Rystad Energy highlighted the tremendous offshore potential at the Offshore Technology Conference (OTC) in Houston, Texas, celebrating its 50th birthday. The independent energy research and consultancy headquartered in Norway with offices across the globe – has analyzed the historical investments and oilfield service purchases of the world’s 50,000 oil and gas fields. While the forecast is uncertain, our analysis paints a fascinating picture of how offshore could contribute to the future of the service industry.
“Total greenfield project sanctioning, summed up to the present day, only accounts for 40% of estimated oil and gas volumes of offshore projects ever to have been sanctioned for development. Likewise, the brownfield market has only begun, with total historical expenditures accounting for only about 20% of estimated brownfield spending over the projects’ lifetime, leaving 80% of brownfield spending to the future. And the decommissioning market is still in its nascent form,” says Audun Martinsen, head of oilfield services research at Rystad Energy.

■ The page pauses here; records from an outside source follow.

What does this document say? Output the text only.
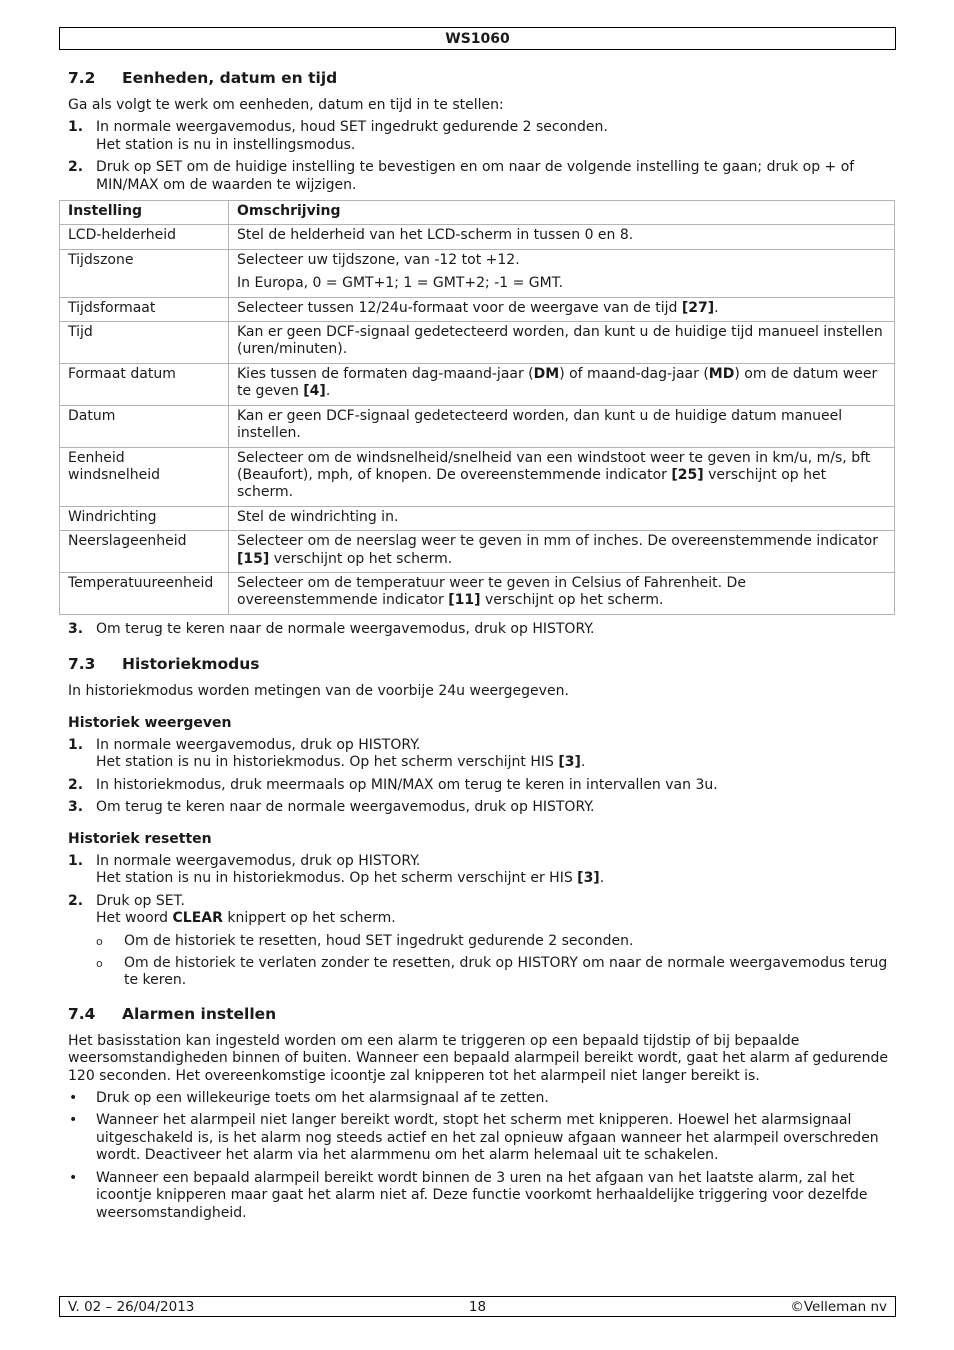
WS1060
7.2 Eenheden, datum en tijd

Ga als volgt te werk om eenheden, datum en tijd in te stellen:

1. In normale weergavemodus, houd SET ingedrukt gedurende 2 seconden.
Het station is nu in instellingsmodus.
2. Druk op SET om de huidige instelling te bevestigen en om naar de volgende instelling te gaan; druk op + of MIN/MAX om de waarden te wijzigen.
Instelling	Omschrijving
LCD-helderheid	Stel de helderheid van het LCD-scherm in tussen 0 en 8.
Tijdszone	Selecteer uw tijdszone, van -12 tot +12.

In Europa, 0 = GMT+1; 1 = GMT+2; -1 = GMT.

Tijdsformaat	Selecteer tussen 12/24u-formaat voor de weergave van de tijd [27].
Tijd	Kan er geen DCF-signaal gedetecteerd worden, dan kunt u de huidige tijd manueel instellen (uren/minuten).
Formaat datum	Kies tussen de formaten dag-maand-jaar (DM) of maand-dag-jaar (MD) om de datum weer te geven [4].
Datum	Kan er geen DCF-signaal gedetecteerd worden, dan kunt u de huidige datum manueel instellen.
Eenheid windsnelheid	Selecteer om de windsnelheid/snelheid van een windstoot weer te geven in km/u, m/s, bft (Beaufort), mph, of knopen. De overeenstemmende indicator [25] verschijnt op het scherm.
Windrichting	Stel de windrichting in.
Neerslageenheid	Selecteer om de neerslag weer te geven in mm of inches. De overeenstemmende indicator [15] verschijnt op het scherm.
Temperatuureenheid	Selecteer om de temperatuur weer te geven in Celsius of Fahrenheit. De overeenstemmende indicator [11] verschijnt op het scherm.
3. Om terug te keren naar de normale weergavemodus, druk op HISTORY.
7.3 Historiekmodus

In historiekmodus worden metingen van de voorbije 24u weergegeven.

Historiek weergeven
1. In normale weergavemodus, druk op HISTORY.
Het station is nu in historiekmodus. Op het scherm verschijnt HIS [3].
2. In historiekmodus, druk meermaals op MIN/MAX om terug te keren in intervallen van 3u.
3. Om terug te keren naar de normale weergavemodus, druk op HISTORY.
Historiek resetten
1. In normale weergavemodus, druk op HISTORY.
Het station is nu in historiekmodus. Op het scherm verschijnt er HIS [3].
2. Druk op SET.
Het woord CLEAR knippert op het scherm.
o Om de historiek te resetten, houd SET ingedrukt gedurende 2 seconden.
o Om de historiek te verlaten zonder te resetten, druk op HISTORY om naar de normale weergavemodus terug te keren.
7.4 Alarmen instellen

Het basisstation kan ingesteld worden om een alarm te triggeren op een bepaald tijdstip of bij bepaalde weersomstandigheden binnen of buiten. Wanneer een bepaald alarmpeil bereikt wordt, gaat het alarm af gedurende 120 seconden. Het overeenkomstige icoontje zal knipperen tot het alarmpeil niet langer bereikt is.

• Druk op een willekeurige toets om het alarmsignaal af te zetten.
• Wanneer het alarmpeil niet langer bereikt wordt, stopt het scherm met knipperen. Hoewel het alarmsignaal uitgeschakeld is, is het alarm nog steeds actief en het zal opnieuw afgaan wanneer het alarmpeil overschreden wordt. Deactiveer het alarm via het alarmmenu om het alarm helemaal uit te schakelen.
• Wanneer een bepaald alarmpeil bereikt wordt binnen de 3 uren na het afgaan van het laatste alarm, zal het icoontje knipperen maar gaat het alarm niet af. Deze functie voorkomt herhaaldelijke triggering voor dezelfde weersomstandigheid.
V. 02 – 26/04/2013	18	©Velleman nv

Rystad estimates that around 800 billion undiscovered barrels of oil equivalent exist globally, suggesting that exploration will still be in business in the next 50 years.

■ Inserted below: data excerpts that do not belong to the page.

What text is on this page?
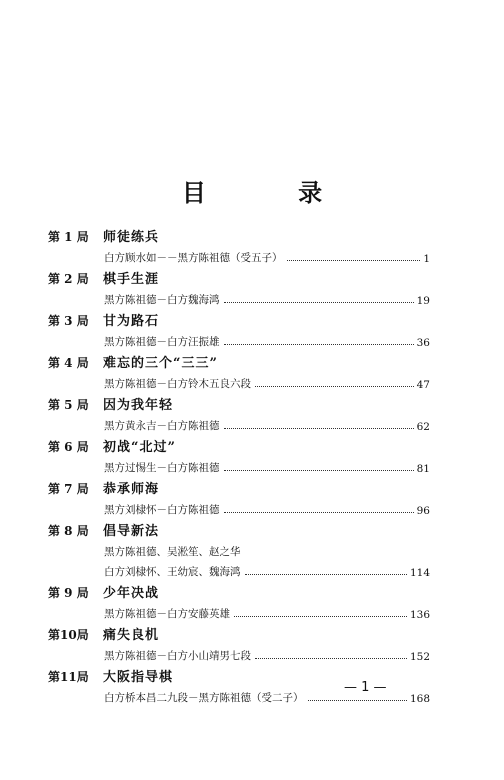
目 录
第 1 局	师徒练兵
白方顾水如－－黑方陈祖德（受五子）	1
第 2 局	棋手生涯
黑方陈祖德－白方魏海鸿	19
第 3 局	甘为路石
黑方陈祖德－白方汪振雄	36
第 4 局	难忘的三个“三三”
黑方陈祖德－白方铃木五良六段	47
第 5 局	因为我年轻
黑方黄永吉－白方陈祖德	62
第 6 局	初战“北过”
黑方过惕生－白方陈祖德	81
第 7 局	恭承师海
黑方刘棣怀－白方陈祖德	96
第 8 局	倡导新法
黑方陈祖德、吴淞笙、赵之华
白方刘棣怀、王幼宸、魏海鸿	114
第 9 局	少年决战
黑方陈祖德－白方安藤英雄	136
第10局	痛失良机
黑方陈祖德－白方小山靖男七段	152
第11局	大阪指导棋
白方桥本昌二九段－黑方陈祖德（受二子）	168
— 1 —
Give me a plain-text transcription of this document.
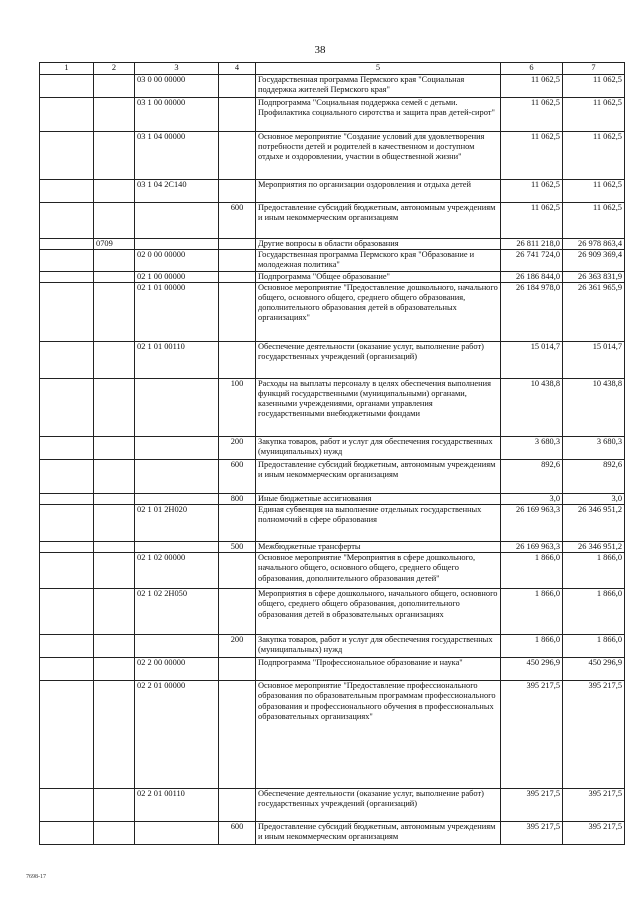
38
1	2	3	4	5	6	7
		03 0 00 00000		Государственная программа Пермского края "Социальная поддержка жителей Пермского края"	11 062,5	11 062,5
		03 1 00 00000		Подпрограмма "Социальная поддержка семей с детьми. Профилактика социального сиротства и защита прав детей-сирот"	11 062,5	11 062,5
		03 1 04 00000		Основное мероприятие "Создание условий для удовлетворения потребности детей и родителей в качественном и доступном отдыхе и оздоровлении, участии в общественной жизни"	11 062,5	11 062,5
		03 1 04 2С140		Мероприятия по организации оздоровления и отдыха детей	11 062,5	11 062,5
			600	Предоставление субсидий бюджетным, автономным учреждениям и иным некоммерческим организациям	11 062,5	11 062,5
	0709			Другие вопросы в области образования	26 811 218,0	26 978 863,4
		02 0 00 00000		Государственная программа Пермского края "Образование и молодежная политика"	26 741 724,0	26 909 369,4
		02 1 00 00000		Подпрограмма "Общее образование"	26 186 844,0	26 363 831,9
		02 1 01 00000		Основное мероприятие "Предоставление дошкольного, начального общего, основного общего, среднего общего образования, дополнительного образования детей в образовательных организациях"	26 184 978,0	26 361 965,9
		02 1 01 00110		Обеспечение деятельности (оказание услуг, выполнение работ) государственных учреждений (организаций)	15 014,7	15 014,7
			100	Расходы на выплаты персоналу в целях обеспечения выполнения функций государственными (муниципальными) органами, казенными учреждениями, органами управления государственными внебюджетными фондами	10 438,8	10 438,8
			200	Закупка товаров, работ и услуг для обеспечения государственных (муниципальных) нужд	3 680,3	3 680,3
			600	Предоставление субсидий бюджетным, автономным учреждениям и иным некоммерческим организациям	892,6	892,6
			800	Иные бюджетные ассигнования	3,0	3,0
		02 1 01 2Н020		Единая субвенция на выполнение отдельных государственных полномочий в сфере образования	26 169 963,3	26 346 951,2
			500	Межбюджетные трансферты	26 169 963,3	26 346 951,2
		02 1 02 00000		Основное мероприятие "Мероприятия в сфере дошкольного, начального общего, основного общего, среднего общего образования, дополнительного образования детей"	1 866,0	1 866,0
		02 1 02 2Н050		Мероприятия в сфере дошкольного, начального общего, основного общего, среднего общего образования, дополнительного образования детей в образовательных организациях	1 866,0	1 866,0
			200	Закупка товаров, работ и услуг для обеспечения государственных (муниципальных) нужд	1 866,0	1 866,0
		02 2 00 00000		Подпрограмма "Профессиональное образование и наука"	450 296,9	450 296,9
		02 2 01 00000		Основное мероприятие "Предоставление профессионального образования по образовательным программам профессионального образования и профессионального обучения в профессиональных образовательных организациях"	395 217,5	395 217,5
		02 2 01 00110		Обеспечение деятельности (оказание услуг, выполнение работ) государственных учреждений (организаций)	395 217,5	395 217,5
			600	Предоставление субсидий бюджетным, автономным учреждениям и иным некоммерческим организациям	395 217,5	395 217,5
7698-17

“However, we expect the offshore industry’s appetite for exploration to continue to weaken over the long term as more potential resources are discovered. Exploration will likely be forced into deeper and more remote waters, which could be too expensive to develop given the availability of other competitive sources of supply,” Martinsen said.
Greenfield projects are new developments of new oil and gas fields. Historically, sanctioned greenfield projects have racked up total investments of about $3700 billion in real dollars worldwide. In total, greenfield sanctioning has likely only achieved 40% of its potential with reference to total global reserves.
As for brownfield projects – that is, expenditure in existing fields already in production – this will be influenced by the improvements that have been achieved in recent years to reservoir depletion rates through the use of advanced technology. There are about 3,000 oil and gas fields producing today, and close to 50% of them could still be producing in 2030. In addition, upcoming projects already under development or expected to be sanctioned represent an additional 2500 oil and gas fields, each of which will require brownfield investments.
The most immature market in the upstream oil and gas industry is decommissioning. We estimate that only 3% of necessary decommissioning expenditure has already been spent, which entails the cost of removing, plugging and abandoning existing and to-be developed oil and gas fields.
The maintenance and operations service segment is naturally the market with the most volume of work ahead, with 58% of the market to be spent in the future representing $20,500 billion in expenditures.
“Well Services and Commodities, Drilling Contractors, EPCI, and Subsea are equally large markets which we expect will make significant contributions to the service sector in the next 50 years,” Martinsen commented.